Bonnie graduated with no academic difficulty with a specialism in tractor repair.

Closeness in Relationships

Young adulthood

By age 18 Bonnie and Joshua had been going steady for a long time. They moved into a small apartment in her native mountain town with her boyfriend. Joshua worked at a pallet manufacturing plant and she found a job working as a mechanic in an international harvester sales business.

They remained quite self-sufficient for 2 years. They worked a lot and had fun while not at work. Joshua had a best friend who would visit their house often, and he had a girlfriend of his own. While the two guys caught up Bonnie and the girlfriend would spend time together, although they didn’t have much in the way of chemistry as Bonnie felt they were too different from each other.

When Bonnie was 20 Joshua declared that he would like to have a child. Bonnie herself didn’t, so they drifted apart. They eventually broke up on amicable terms and continued to be friends thereafter.

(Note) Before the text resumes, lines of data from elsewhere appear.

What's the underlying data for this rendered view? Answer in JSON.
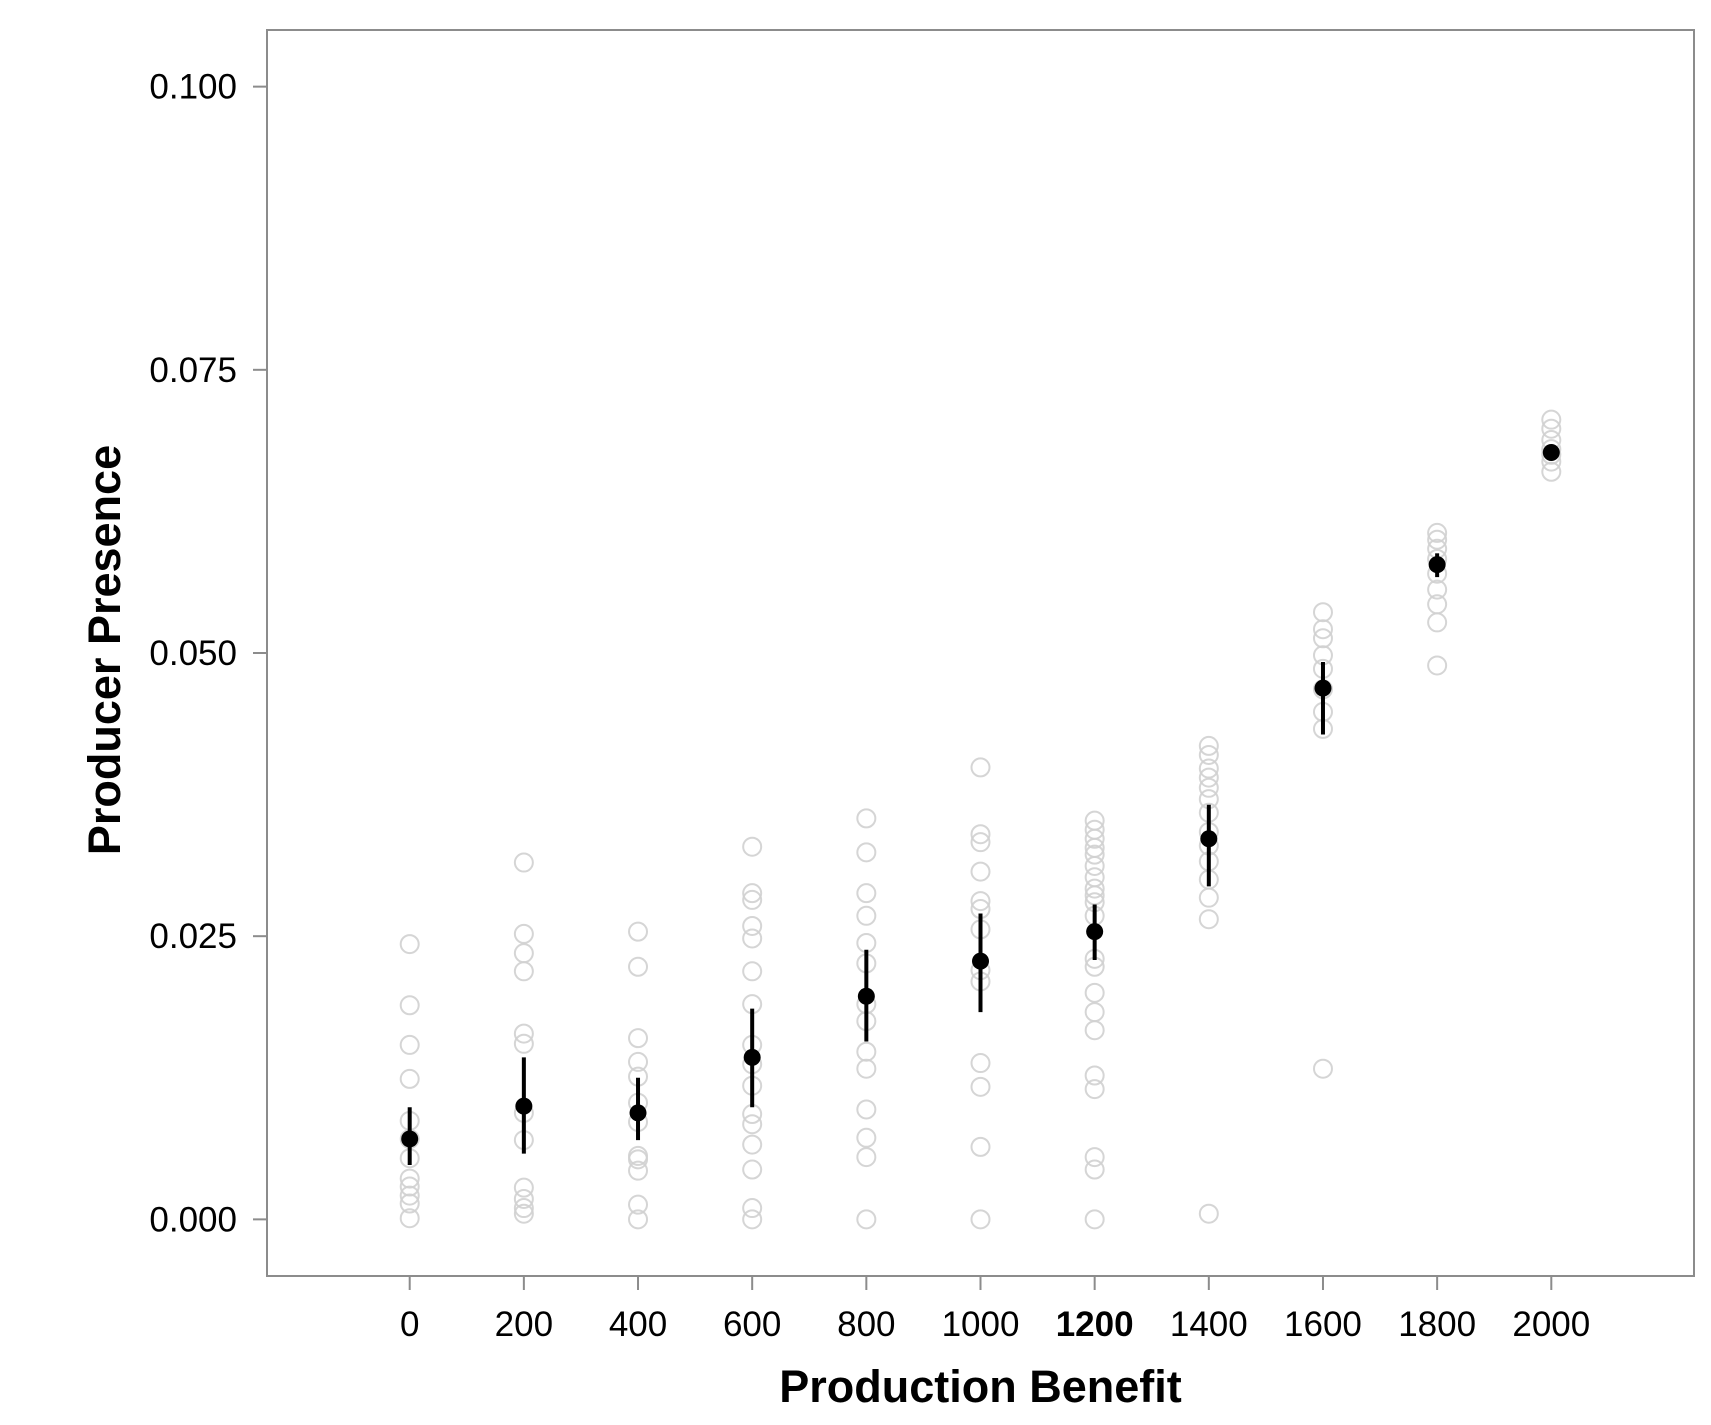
{
  "chart_data": {
    "type": "scatter",
    "title": "",
    "xlabel": "Production Benefit",
    "ylabel": "Producer Presence",
    "xlim": [
      -250,
      2250
    ],
    "ylim": [
      -0.005,
      0.105
    ],
    "x_ticks": [
      {
        "value": 0,
        "label": "0",
        "bold": false
      },
      {
        "value": 200,
        "label": "200",
        "bold": false
      },
      {
        "value": 400,
        "label": "400",
        "bold": false
      },
      {
        "value": 600,
        "label": "600",
        "bold": false
      },
      {
        "value": 800,
        "label": "800",
        "bold": false
      },
      {
        "value": 1000,
        "label": "1000",
        "bold": false
      },
      {
        "value": 1200,
        "label": "1200",
        "bold": true
      },
      {
        "value": 1400,
        "label": "1400",
        "bold": false
      },
      {
        "value": 1600,
        "label": "1600",
        "bold": false
      },
      {
        "value": 1800,
        "label": "1800",
        "bold": false
      },
      {
        "value": 2000,
        "label": "2000",
        "bold": false
      }
    ],
    "y_ticks": [
      {
        "value": 0.0,
        "label": "0.000"
      },
      {
        "value": 0.025,
        "label": "0.025"
      },
      {
        "value": 0.05,
        "label": "0.050"
      },
      {
        "value": 0.075,
        "label": "0.075"
      },
      {
        "value": 0.1,
        "label": "0.100"
      }
    ],
    "grid": false,
    "legend": "none",
    "colors": {
      "raw_point": "#d0d0d0",
      "mean_point": "#000000",
      "error_bar": "#000000",
      "frame": "#8c8c8c"
    },
    "series": [
      {
        "kind": "raw_runs",
        "groups": [
          {
            "x": 0,
            "y": [
              0.0243,
              0.0189,
              0.0154,
              0.0124,
              0.0087,
              0.0071,
              0.0054,
              0.0036,
              0.0029,
              0.0021,
              0.0014,
              0.0001
            ]
          },
          {
            "x": 200,
            "y": [
              0.0315,
              0.0252,
              0.0235,
              0.0219,
              0.0164,
              0.0155,
              0.0094,
              0.007,
              0.0028,
              0.0018,
              0.001,
              0.0005
            ]
          },
          {
            "x": 400,
            "y": [
              0.0254,
              0.0223,
              0.016,
              0.0139,
              0.0126,
              0.0103,
              0.0086,
              0.0056,
              0.0053,
              0.0043,
              0.0013,
              0.0
            ]
          },
          {
            "x": 600,
            "y": [
              0.0329,
              0.0288,
              0.0282,
              0.0259,
              0.0248,
              0.0219,
              0.019,
              0.0154,
              0.0137,
              0.0118,
              0.0093,
              0.0084,
              0.0066,
              0.0044,
              0.001,
              0.0
            ]
          },
          {
            "x": 800,
            "y": [
              0.0354,
              0.0324,
              0.0288,
              0.0268,
              0.0244,
              0.0226,
              0.019,
              0.0175,
              0.0148,
              0.0133,
              0.0097,
              0.0072,
              0.0055,
              0.0
            ]
          },
          {
            "x": 1000,
            "y": [
              0.0399,
              0.034,
              0.0333,
              0.0307,
              0.0281,
              0.0274,
              0.0256,
              0.022,
              0.021,
              0.0138,
              0.0117,
              0.0064,
              0.0
            ]
          },
          {
            "x": 1200,
            "y": [
              0.0352,
              0.0344,
              0.0336,
              0.0328,
              0.0322,
              0.0312,
              0.0302,
              0.0292,
              0.0286,
              0.028,
              0.0268,
              0.023,
              0.0223,
              0.02,
              0.0183,
              0.0167,
              0.0127,
              0.0115,
              0.0055,
              0.0044,
              0.0
            ]
          },
          {
            "x": 1400,
            "y": [
              0.0418,
              0.041,
              0.0398,
              0.039,
              0.0381,
              0.0371,
              0.0359,
              0.0342,
              0.033,
              0.0316,
              0.03,
              0.0284,
              0.0265,
              0.0005
            ]
          },
          {
            "x": 1600,
            "y": [
              0.0536,
              0.0521,
              0.0513,
              0.0498,
              0.0486,
              0.0468,
              0.0448,
              0.0433,
              0.0133
            ]
          },
          {
            "x": 1800,
            "y": [
              0.0606,
              0.06,
              0.0592,
              0.0583,
              0.057,
              0.0556,
              0.0543,
              0.0527,
              0.0489
            ]
          },
          {
            "x": 2000,
            "y": [
              0.0706,
              0.0698,
              0.0688,
              0.068,
              0.0675,
              0.0669,
              0.066
            ]
          }
        ]
      },
      {
        "kind": "mean_with_error",
        "points": [
          {
            "x": 0,
            "y": 0.0071,
            "lo": 0.0048,
            "hi": 0.0099
          },
          {
            "x": 200,
            "y": 0.01,
            "lo": 0.0058,
            "hi": 0.0143
          },
          {
            "x": 400,
            "y": 0.0094,
            "lo": 0.007,
            "hi": 0.0125
          },
          {
            "x": 600,
            "y": 0.0143,
            "lo": 0.0099,
            "hi": 0.0186
          },
          {
            "x": 800,
            "y": 0.0197,
            "lo": 0.0157,
            "hi": 0.0238
          },
          {
            "x": 1000,
            "y": 0.0228,
            "lo": 0.0183,
            "hi": 0.027
          },
          {
            "x": 1200,
            "y": 0.0254,
            "lo": 0.0229,
            "hi": 0.0278
          },
          {
            "x": 1400,
            "y": 0.0336,
            "lo": 0.0294,
            "hi": 0.0366
          },
          {
            "x": 1600,
            "y": 0.0469,
            "lo": 0.0428,
            "hi": 0.0492
          },
          {
            "x": 1800,
            "y": 0.0578,
            "lo": 0.0567,
            "hi": 0.0588
          },
          {
            "x": 2000,
            "y": 0.0677,
            "lo": 0.0672,
            "hi": 0.0682
          }
        ]
      }
    ]
  }
}
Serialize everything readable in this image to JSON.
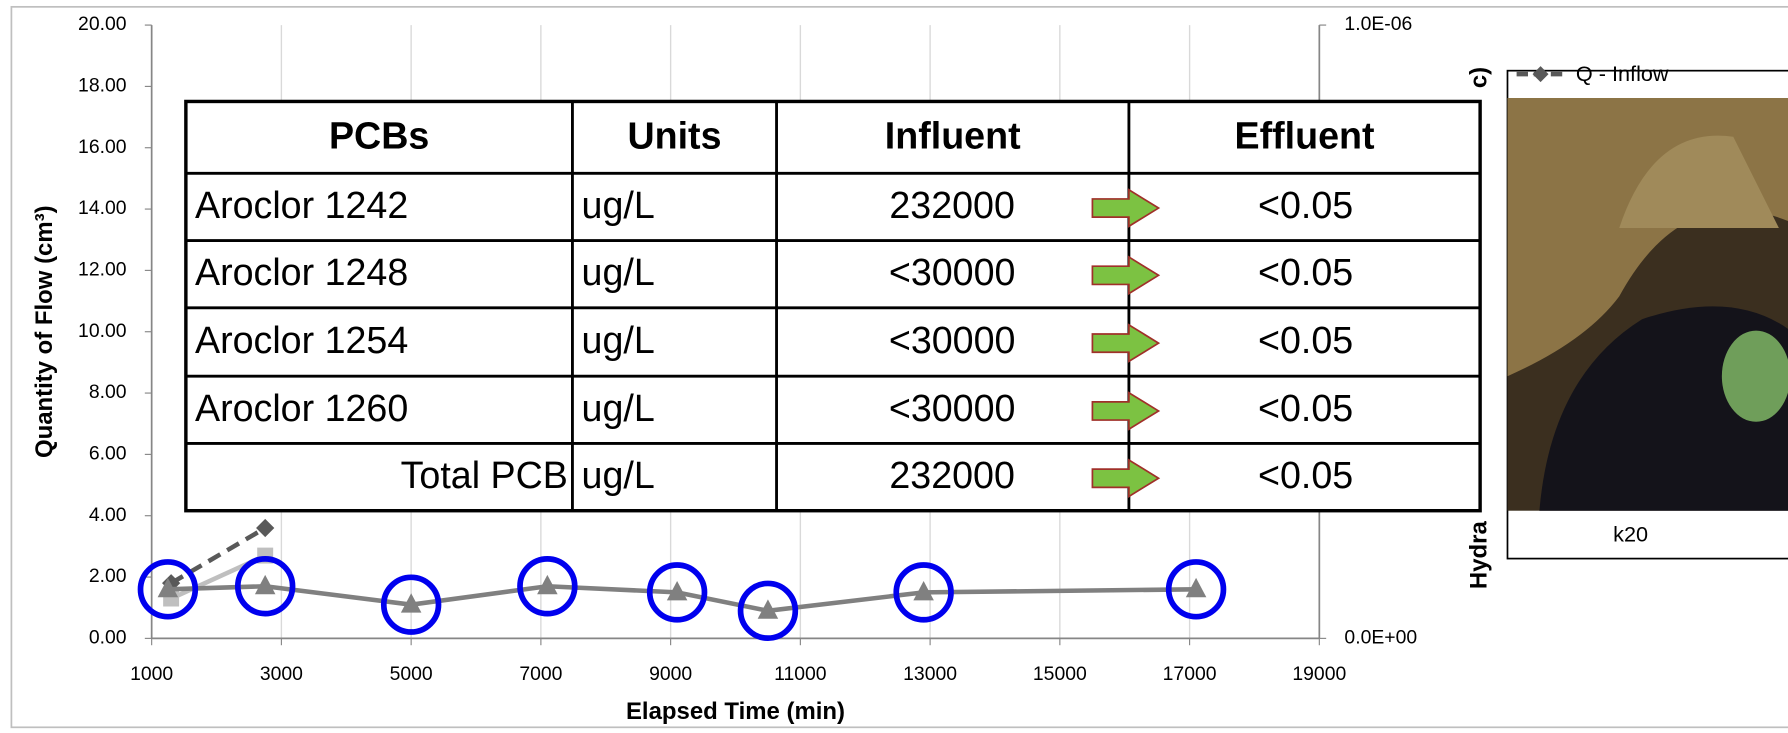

Bonnie hasn’t developed a desire to have children herself. Perhaps one day she will find a stallion whom she wants to have children with, but this has not happened so far.

In the current day she owns a small house with 3 acres of space and runs a small farm situated just outside of the town. She keeps chickens there, along with two feral Belgian draft horses - a mare and a stallion.

Passing on Responsibility

Middle age

Bonnie has not reached this stage of her life yet so it is unknown what her life story is for her 40’s and onwards.

End of Life

Old age

Bonnie has not reached this stage of life yet.